Myeloid-derived growth factor (C19orf10) mediates cardiac repair following myocardial infarction
- Nat Med. 2015 Feb;21(2):140-9. doi: 10.1038/nm.3778.
- 1. 1] Division of Molecular and Translational Cardiology, Hannover Medical School, Hannover, Germany. [2] Department of Cardiology and Angiology, Hannover Medical School, Hannover, Germany.
- 2. Core Unit Mass Spectrometry and Proteomics, Institute of Toxicology, Hannover Medical School, Hannover, Germany.
- 3. Department of Cardiology and Angiology, Hannover Medical School, Hannover, Germany.
- 4. Department of Hematology, Hemostasis, Oncology, and Stem Cell Transplantation, Hannover Medical School, Hannover, Germany.
- 5. Department of Pathology and Cardiac Surgery, Institute for Cardiovascular Research, Vrije Universiteit (VU) University Medical Center, Amsterdam, the Netherlands.
- 6. F. Hoffmann-La Roche, Pharma Research and Early Development, Basel, Switzerland.

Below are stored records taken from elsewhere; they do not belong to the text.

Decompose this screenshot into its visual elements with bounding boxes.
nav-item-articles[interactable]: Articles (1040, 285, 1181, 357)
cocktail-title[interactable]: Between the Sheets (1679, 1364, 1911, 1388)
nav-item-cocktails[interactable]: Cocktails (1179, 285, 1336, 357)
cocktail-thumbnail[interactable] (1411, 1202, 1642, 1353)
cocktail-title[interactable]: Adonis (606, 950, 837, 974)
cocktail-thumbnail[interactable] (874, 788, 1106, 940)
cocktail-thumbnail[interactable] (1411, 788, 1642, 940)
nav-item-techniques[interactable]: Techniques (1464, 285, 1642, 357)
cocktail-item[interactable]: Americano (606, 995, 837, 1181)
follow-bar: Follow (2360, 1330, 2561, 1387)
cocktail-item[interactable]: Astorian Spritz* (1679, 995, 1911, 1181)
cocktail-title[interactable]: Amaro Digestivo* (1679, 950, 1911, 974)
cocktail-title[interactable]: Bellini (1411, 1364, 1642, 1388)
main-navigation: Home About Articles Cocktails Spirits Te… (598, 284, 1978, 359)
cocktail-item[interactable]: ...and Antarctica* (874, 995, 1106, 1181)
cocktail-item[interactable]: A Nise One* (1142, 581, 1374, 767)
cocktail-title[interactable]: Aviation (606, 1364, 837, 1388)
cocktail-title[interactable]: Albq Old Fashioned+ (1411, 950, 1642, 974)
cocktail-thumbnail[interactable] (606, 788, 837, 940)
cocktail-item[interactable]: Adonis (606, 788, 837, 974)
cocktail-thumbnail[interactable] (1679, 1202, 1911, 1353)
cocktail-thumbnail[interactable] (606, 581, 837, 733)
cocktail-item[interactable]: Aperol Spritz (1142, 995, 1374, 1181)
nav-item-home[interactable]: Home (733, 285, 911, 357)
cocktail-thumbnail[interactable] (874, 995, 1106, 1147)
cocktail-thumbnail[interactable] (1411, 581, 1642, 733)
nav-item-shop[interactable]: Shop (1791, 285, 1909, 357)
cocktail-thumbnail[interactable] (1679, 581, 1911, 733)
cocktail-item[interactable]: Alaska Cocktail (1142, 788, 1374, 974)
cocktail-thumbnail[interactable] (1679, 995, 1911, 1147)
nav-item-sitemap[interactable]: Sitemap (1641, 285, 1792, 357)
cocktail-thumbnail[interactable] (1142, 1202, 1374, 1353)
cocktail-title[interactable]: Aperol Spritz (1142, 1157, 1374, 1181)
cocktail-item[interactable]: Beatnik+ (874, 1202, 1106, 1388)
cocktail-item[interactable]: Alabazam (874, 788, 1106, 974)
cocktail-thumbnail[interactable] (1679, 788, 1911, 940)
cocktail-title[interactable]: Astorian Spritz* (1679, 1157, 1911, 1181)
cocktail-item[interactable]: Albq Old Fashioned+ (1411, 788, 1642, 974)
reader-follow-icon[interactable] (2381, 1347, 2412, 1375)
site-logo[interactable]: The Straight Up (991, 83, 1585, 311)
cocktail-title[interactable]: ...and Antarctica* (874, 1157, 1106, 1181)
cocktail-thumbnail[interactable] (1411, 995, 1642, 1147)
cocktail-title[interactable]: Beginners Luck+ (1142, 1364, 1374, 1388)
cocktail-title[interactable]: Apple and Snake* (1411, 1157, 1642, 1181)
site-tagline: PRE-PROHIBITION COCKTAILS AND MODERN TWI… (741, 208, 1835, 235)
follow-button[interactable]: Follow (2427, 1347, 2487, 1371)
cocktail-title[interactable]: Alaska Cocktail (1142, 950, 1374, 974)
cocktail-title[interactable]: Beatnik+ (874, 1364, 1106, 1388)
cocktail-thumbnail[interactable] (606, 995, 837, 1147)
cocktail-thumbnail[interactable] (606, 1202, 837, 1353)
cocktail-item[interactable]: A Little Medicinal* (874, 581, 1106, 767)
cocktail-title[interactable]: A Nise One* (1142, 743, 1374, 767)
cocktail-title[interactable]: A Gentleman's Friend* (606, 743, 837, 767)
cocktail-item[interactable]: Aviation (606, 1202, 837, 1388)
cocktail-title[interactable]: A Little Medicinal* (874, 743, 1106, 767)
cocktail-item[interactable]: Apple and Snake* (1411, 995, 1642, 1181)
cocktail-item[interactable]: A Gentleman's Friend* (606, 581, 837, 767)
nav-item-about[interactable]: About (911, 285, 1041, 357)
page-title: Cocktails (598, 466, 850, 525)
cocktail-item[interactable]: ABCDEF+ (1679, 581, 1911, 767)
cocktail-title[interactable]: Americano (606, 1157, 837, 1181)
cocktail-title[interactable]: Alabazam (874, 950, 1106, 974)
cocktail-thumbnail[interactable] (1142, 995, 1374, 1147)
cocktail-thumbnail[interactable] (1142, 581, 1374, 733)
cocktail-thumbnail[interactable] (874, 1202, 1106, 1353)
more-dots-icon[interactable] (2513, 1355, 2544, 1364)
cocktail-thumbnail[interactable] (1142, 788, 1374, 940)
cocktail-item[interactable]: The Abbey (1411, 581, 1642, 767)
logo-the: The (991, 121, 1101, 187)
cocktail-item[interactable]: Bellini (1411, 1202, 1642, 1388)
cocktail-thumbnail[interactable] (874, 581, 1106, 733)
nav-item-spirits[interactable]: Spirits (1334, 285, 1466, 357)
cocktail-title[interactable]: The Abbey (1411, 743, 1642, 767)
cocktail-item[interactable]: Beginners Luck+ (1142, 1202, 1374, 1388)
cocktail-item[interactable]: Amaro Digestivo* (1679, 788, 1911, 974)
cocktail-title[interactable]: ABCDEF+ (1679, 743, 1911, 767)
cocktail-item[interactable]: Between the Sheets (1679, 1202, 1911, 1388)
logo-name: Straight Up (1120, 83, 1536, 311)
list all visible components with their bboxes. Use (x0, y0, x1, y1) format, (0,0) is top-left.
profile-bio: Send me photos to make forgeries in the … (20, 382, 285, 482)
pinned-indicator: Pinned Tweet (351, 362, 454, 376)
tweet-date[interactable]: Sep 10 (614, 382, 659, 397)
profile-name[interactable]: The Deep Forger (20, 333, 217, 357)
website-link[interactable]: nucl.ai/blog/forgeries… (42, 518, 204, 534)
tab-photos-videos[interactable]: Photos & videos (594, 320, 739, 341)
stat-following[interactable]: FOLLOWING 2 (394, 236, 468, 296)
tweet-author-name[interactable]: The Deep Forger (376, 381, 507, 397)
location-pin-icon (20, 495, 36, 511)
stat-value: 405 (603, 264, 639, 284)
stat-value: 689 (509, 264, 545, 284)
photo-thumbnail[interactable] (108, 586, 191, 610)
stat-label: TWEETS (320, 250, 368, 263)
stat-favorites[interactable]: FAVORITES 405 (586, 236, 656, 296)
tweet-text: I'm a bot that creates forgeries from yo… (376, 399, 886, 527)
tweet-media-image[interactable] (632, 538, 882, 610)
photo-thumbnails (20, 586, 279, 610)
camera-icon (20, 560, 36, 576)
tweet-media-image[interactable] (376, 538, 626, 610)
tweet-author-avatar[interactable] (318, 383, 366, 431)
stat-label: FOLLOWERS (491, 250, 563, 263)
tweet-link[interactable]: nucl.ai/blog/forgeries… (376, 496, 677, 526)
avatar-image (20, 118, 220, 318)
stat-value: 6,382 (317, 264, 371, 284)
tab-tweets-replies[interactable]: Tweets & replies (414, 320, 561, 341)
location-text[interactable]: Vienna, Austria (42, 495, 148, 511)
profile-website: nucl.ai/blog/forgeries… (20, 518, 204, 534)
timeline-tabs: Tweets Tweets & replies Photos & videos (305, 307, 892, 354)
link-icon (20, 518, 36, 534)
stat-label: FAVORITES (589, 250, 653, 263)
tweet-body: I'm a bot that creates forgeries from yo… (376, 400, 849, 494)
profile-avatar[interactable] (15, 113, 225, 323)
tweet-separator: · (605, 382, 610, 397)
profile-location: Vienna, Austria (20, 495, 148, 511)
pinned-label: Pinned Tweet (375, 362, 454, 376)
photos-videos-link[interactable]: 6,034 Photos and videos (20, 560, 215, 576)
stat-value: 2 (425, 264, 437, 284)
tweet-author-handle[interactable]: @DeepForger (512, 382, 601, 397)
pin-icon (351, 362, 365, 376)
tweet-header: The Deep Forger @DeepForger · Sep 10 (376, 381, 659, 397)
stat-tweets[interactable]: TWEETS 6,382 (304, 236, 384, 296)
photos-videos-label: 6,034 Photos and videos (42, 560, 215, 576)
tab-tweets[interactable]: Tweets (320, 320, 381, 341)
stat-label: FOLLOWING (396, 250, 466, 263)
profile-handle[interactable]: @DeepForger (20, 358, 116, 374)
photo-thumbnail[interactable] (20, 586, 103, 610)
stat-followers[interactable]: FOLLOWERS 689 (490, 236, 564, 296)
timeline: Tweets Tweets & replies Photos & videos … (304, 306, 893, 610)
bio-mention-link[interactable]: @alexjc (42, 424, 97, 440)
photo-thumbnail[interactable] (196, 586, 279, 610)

Paracrine-acting proteins are emerging as a central mechanism by which bone marrow cell-based therapies improve tissue repair and heart function after myocardial infarction (MI). We carried out a bioinformatic secretome analysis in bone marrow cells from patients with acute MI to identify novel secreted proteins with therapeutic potential. Functional screens revealed a secreted protein encoded by an open reading frame on chromosome 19 (C19orf10) that promotes cardiac myocyte survival and angiogenesis. We show that bone marrow-derived monocytes and macrophages produce this protein endogenously to protect and repair the heart after MI, and we named it myeloid-derived growth factor (MYDGF). Whereas Mydgf-deficient mice develop larger infarct scars and more severe contractile dysfunction compared to wild-type mice, treatment with recombinant Mydgf reduces scar size and contractile dysfunction after MI. This study is the first to assign a biological function to MYDGF, and it may serve as a prototypical example for the development of protein-based therapies for ischemic tissue repair.